Issue ID: 01
The essay will address the history of West German Jewry using the concept of guilt as its guiding theme. Jews in West Germany had a bad conscience on account of living in the “land of the murderers.” This bad conscience not only distinguished them from other Jewish communities, it also explains much of what characterized West German Jewry from 1945 to 1989: its particular economic structure; its especially close ties to Israel; its preoccupation with democratization; its power arrangements; and its communal life. The essay will address these issues, and trace a development that led from a close-knit, ideologically homogeneous group to one that became ever more pluralistic in the 1970s and 1980s.
The emergence of a seemingly harmonic symbiosis between Hungarian majority and Jewish minority in 19th century Hungary was a unique phenomenon in a European country where the proportion of Jews was close to 5 percent of the total population, and about 20 percent of the capital city, Budapest. However, after the shocking experience of the persecution in 1944 it was to expect that the factor –unlimited readiness for assimilation in the belief of the unlimited readiness of the majority for accepting it- that made the uniqueness of the Hungarian Jewry will cease to exist. Since quite a large group of the Hungarian Jews survived the Shoah it was not purely a theoretical question that what sort of identity strategies would emerge among the Jewish population of the country. How did the Jews react to the dramatic political changes that occurred in the decades following the Shoah, what kind of identity strategies they developed in the search for their place in the post-war Hungarian society? After a historical introduction the article discusses the changing socio-demographic and socio-economic characteristics of the post-war Hungarian Jews, Jewish politics in the decades of communist rule and finally the identity problems emerged in the post-war decades.
The Jews in Poland after the Second World War.
Most Recent Contributions of Polish Historiography
In recent years Polish historians have shown a growing interest in the history of the Jews in Poland after 1945. Studies on this topic had started – although in a sporadic way – in the 1960s, intensified in the 1980s and at the turn of the twenty first Century they have focused on three main issues: post-war anti-Semitism; emigration and the creation of the State of Israel, and the restitution of property. The aim of this article is to set these studies in the Polish political and cultural context in which they were written in order to highlight elements of change and continuity within the historical debate.
State-Sponsored Anti-Semitism in Postwar USSR.
Studies and Research Perspectives
This essay offers a review of recent international historiography on “State anti-Semitism” in the USSR after WWII. After emphasizing the difficulties of reintegration of the Jewish population in the aftermath of conflict, the essay covers the different stages of anti-Jewish policies and focuses on the transition to a new phase in relations between Soviet Jews and Soviet state, coinciding with the struggle against “cosmopolitism” and the start of a more explicit anti-Semitic hate campaign. The author reconstructs the repression of the Jewish Anti-Fascist Committee and the invention of the “Doctors ‘Plot’, and finally recalls the debate about the alleged preparation of a mass deportation of Soviet Jews. Promising research perspectives for the future are indicated in local case studies that would clarify the validity of “collective psychosis” which affects the Jewish community in the postwar era, as well as offer more information on the existence of a plan to mobilize the population on the basis of Judeophobia.

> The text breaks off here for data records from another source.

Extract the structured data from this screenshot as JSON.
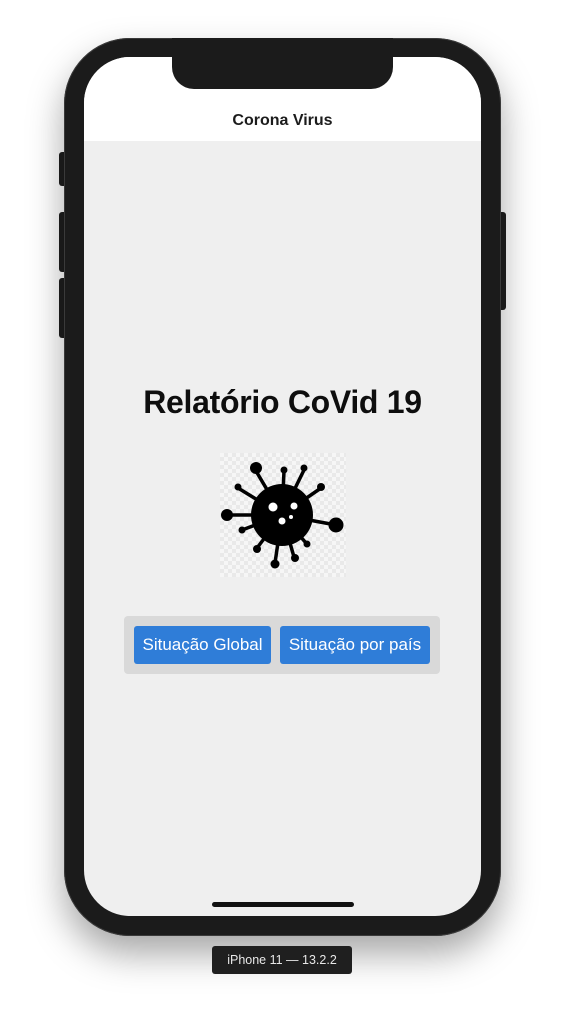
{
  "app": {
    "nav_title": "Corona Virus",
    "heading": "Relatório CoVid 19"
  },
  "image": {
    "icon": "coronavirus-icon"
  },
  "buttons": {
    "global_label": "Situação Global",
    "country_label": "Situação por país"
  },
  "simulator": {
    "device_label": "iPhone 11 — 13.2.2"
  },
  "colors": {
    "background": "#efefef",
    "navbar": "#ffffff",
    "button": "#2f7dd8",
    "button_text": "#ffffff",
    "button_group": "#d9d9d9"
  }
}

“Prisoners of Hope” or “Amnesia”?
The Italian Holocaust Survivors and Their Aliyah to Israel
Out of the 38.000 Italian Jews residents in Italy in 1938, more than 4,148 were deported. Of these, only 312 survivors returned. This paper deals with the Italian Holocaust survivors’ migration to Israel, and investigates the reason why only a very small percentage of those who returned from the Nazi camps migrated to Israel, compared to a much higher percentage of Italian Jews who were not deported and made aliyah. Were they “prisoners of hope”? Did they decide to reintegrate into the Italian political, social, and economic context hoping that their relationship with Italy could be the same as if nothing had happened? Or was it a question of “amnesia”? Was the lack of memory of the Fascist persecution a price they had to pay in order to succeed in their request of a full reintegration or was it due to the attitude of forgetting the past that Jews shared with the entire Italian society?